Convention on Certain Questions Relating to the Conflict of Nationality Laws
- Signed and ratified Ascended or succeeded Denounced Signed but not ratified
- Effective: July 1, 1937
- Languages: English, French

= Convention on Certain Questions Relating to the Conflict of Nationality Laws =

1930 League of Nations convention

The Convention on Certain Questions Relating to the Conflict of Nationality Laws (Convention concernant certaines questions relatives aux conflits de lois sur la nationalité) was a League of Nations convention adopted during the League of Nations Codification Conference, 1930 in The Hague. It was signed by many states, but ratified by only twenty-three.

It was the first international attempt to ensure that all natural persons had a nationality, and to resolve some of the issues from conflict of possible nationalities. This was later refined by the 1961 Convention on the Reduction of Statelessness, the 1963 Convention on the Reduction of Cases of Multiple Nationality and on Military Obligations in Cases of Multiple Nationality and the 1997 European Convention on Nationality.

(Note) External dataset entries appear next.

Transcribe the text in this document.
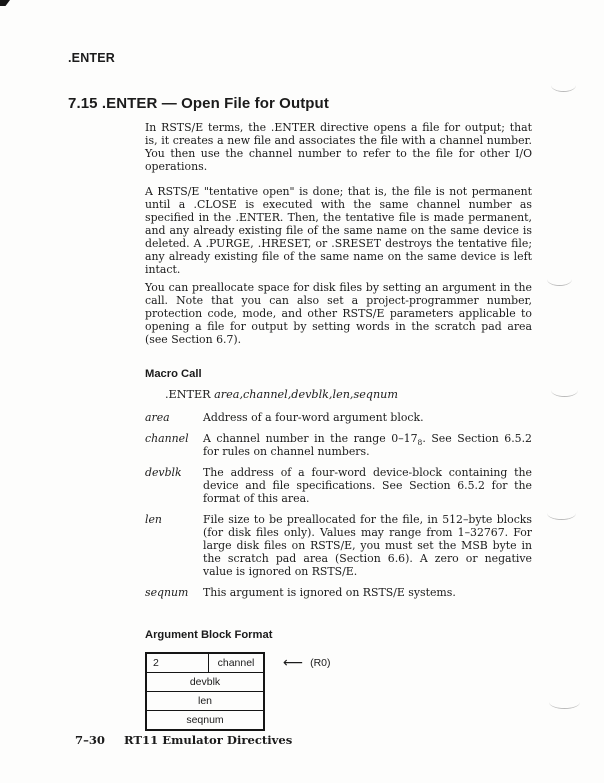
.ENTER
7.15 .ENTER — Open File for Output

In RSTS/E terms, the .ENTER directive opens a file for output; that is, it creates a new file and associates the file with a channel number. You then use the channel number to refer to the file for other I/O operations.

A RSTS/E "tentative open" is done; that is, the file is not permanent until a .CLOSE is executed with the same channel number as specified in the .ENTER. Then, the tentative file is made permanent, and any already existing file of the same name on the same device is deleted. A .PURGE, .HRESET, or .SRESET destroys the tentative file; any already existing file of the same name on the same device is left intact.

You can preallocate space for disk files by setting an argument in the call. Note that you can also set a project-programmer number, protection code, mode, and other RSTS/E parameters applicable to opening a file for output by setting words in the scratch pad area (see Section 6.7).

Macro Call
.ENTER area,channel,devblk,len,seqnum
area	Address of a four-word argument block.
channel	A channel number in the range $0-17_8$. See Section 6.5.2 for rules on channel numbers.
devblk	The address of a four-word device-block containing the device and file specifications. See Section 6.5.2 for the format of this area.
len	File size to be preallocated for the file, in 512–byte blocks (for disk files only). Values may range from 1–32767. For large disk files on RSTS/E, you must set the MSB byte in the scratch pad area (Section 6.6). A zero or negative value is ignored on RSTS/E.
seqnum	This argument is ignored on RSTS/E systems.
Argument Block Format
2	channel
devblk
len
seqnum
⟵ (R0)
7–30 RT11 Emulator Directives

Aspects of the convention have become "modern state practice" internationally, beyond the states that ratified the convention. For example, Articles 3 to 6 relating to the provision of diplomatic protection and assistance when a person with multiple citizenship is abroad are generally followed, often named the Master Nationality Rule, despite the absence of a treaty.

== Ratification ==

| Party | State | Date |
|---|---|---|
| Belgium | Ratified | 4 April 1939 |
| Brazil | Ratified | 19 September 1931 |
| United Kingdom | Ratified | 6 April 1934 |
| Canada | Ratified | 6 April 1934 |
| Australia | Ratified | 10 November 1937 |
| India | Ratified | 7 October 1935 |
| China | Ratified | 14 February 1935 |
| Monaco | Acceded | 27 April 1931 |
| Netherlands | Ratified | 2 April 1937 |
| Norway | Acceded | 16 March 1931 |
| Poland | Ratified | 15 June 1934 |
| Sweden | Ratified | 6 July 1933 |
| Austria | Signed |  |
| Canada | Denounced | 15 May 1996 |
| Cyprus | Succeeded | 27 March 1970 |
| Eswatini | Acceded | 18 September 1970 |
| Fiji | Succeeded | 15 May 1996 |
| Kiribati | Succeeded | 29 November 1983 |
| Lesotho | Succeeded |  |
| Liberia | Acceded | 16 September 2005 |
| Malta | Succeeded | 16 August 1996 |
| Mauritius | Succeeded | 18 July 1969 |
| Pakistan | Succeeded | 29 July 1953 |
| Zimbabwe | Succeeded | 1 December 1998 |

== Article 1 ==
The first article states that it is up to every state to set its own nationality laws; however, that power is limited:

It is for each State to determine under its own law who are its nationals. This law shall be recognised by other States in so far as it is consistent with international conventions, international custom, and the principles of law generally recognised with regard to nationality.

However, the Convention recognised that individual national laws without regarding the broader international scope could lead to statelessness. Citing that acquisition and loss of nationality typically occurred by birth, minority, or marriage, the convention made proposals to counter the rise of statelessness.